The third portrait in the series shows a woman with a deeply wrinkled face, with the serene dignity of someone who has lived intensely. She wears a voluminous turban and a brightly coloured robe that spills out in rich, expressive folds. A necklace of irregular beads rests on his chest, as if it were just another part of his story. Her appearance suggests South or East Asian roots: India, Thailand, perhaps Mongolia... it doesn't matter where exactly, but what her face conveys.
The pen stroke, firm and uncorrected, finds in her wrinkles a map of experiences. Each line on the skin is a furrow of time, and each shadow, a story. The colour, vibrant but restrained, gives life to the fabrics, to the brightness of the necklace, to the contrast between the vitality of the outfit and the silent gravity of her expression.

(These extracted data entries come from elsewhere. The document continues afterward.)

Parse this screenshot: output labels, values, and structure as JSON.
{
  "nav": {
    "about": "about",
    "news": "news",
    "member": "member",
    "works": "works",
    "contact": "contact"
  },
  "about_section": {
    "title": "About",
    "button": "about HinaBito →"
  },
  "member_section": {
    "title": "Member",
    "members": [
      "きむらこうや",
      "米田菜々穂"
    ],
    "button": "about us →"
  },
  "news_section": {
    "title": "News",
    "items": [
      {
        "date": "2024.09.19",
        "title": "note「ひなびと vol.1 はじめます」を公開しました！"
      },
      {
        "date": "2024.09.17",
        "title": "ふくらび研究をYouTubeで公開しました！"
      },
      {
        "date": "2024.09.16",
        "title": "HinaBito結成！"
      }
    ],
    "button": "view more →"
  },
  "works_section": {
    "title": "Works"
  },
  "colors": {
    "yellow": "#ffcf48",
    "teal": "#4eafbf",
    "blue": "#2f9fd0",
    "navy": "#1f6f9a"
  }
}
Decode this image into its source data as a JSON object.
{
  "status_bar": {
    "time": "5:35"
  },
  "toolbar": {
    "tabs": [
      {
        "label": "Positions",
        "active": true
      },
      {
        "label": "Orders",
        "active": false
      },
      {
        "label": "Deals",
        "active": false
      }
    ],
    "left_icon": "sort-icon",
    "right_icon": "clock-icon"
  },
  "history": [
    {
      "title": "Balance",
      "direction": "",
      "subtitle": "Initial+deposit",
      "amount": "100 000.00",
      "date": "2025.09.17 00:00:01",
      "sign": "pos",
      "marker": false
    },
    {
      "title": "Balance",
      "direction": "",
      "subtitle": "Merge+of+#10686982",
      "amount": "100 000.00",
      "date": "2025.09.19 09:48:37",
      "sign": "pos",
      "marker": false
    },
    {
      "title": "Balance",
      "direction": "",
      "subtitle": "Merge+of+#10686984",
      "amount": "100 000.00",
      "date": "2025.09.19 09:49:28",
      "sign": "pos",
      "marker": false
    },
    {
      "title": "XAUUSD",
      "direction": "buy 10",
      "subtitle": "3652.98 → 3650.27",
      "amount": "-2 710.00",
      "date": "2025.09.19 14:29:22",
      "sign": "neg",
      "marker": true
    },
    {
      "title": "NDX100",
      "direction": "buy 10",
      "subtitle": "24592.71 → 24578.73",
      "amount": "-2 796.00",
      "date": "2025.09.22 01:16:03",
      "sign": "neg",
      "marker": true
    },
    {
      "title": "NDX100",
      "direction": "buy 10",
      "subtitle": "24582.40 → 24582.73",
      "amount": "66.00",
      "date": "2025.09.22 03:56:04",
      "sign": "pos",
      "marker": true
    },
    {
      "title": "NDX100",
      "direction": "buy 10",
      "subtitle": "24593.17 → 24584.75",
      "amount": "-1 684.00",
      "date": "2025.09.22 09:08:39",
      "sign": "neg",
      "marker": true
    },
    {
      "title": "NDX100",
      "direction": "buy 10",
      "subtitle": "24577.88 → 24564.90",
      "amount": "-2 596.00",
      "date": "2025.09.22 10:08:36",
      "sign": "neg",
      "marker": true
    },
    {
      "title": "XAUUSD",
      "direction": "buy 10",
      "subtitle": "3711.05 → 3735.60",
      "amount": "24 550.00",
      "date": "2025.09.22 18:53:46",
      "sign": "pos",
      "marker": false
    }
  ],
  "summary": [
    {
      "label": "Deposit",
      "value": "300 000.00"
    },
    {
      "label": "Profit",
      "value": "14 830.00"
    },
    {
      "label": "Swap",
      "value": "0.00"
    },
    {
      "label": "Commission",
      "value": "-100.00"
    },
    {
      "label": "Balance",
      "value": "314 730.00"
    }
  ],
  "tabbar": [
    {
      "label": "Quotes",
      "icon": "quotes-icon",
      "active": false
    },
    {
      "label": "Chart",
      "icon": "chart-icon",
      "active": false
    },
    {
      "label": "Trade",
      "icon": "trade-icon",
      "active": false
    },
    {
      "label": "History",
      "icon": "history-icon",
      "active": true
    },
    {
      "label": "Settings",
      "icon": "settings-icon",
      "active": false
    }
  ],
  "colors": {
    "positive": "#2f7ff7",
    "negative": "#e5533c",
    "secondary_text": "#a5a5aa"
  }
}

She does not smile or pose. She simply is. She looks straight ahead, with an intensity that does not seek to impose itself, but says it all. Her presence closes the series with a quiet strength, like a root that supports the whole.
Together with the other two portraits - the man with the grey hair and the man in the Arab turban - this figure completes the balance of the series: three faces, three geographies, three different silences, united by the same human gaze.
Pen and colour here become tools of respect, of listening, of attention to the real. It is not a portrait of the exotic, but of the essential.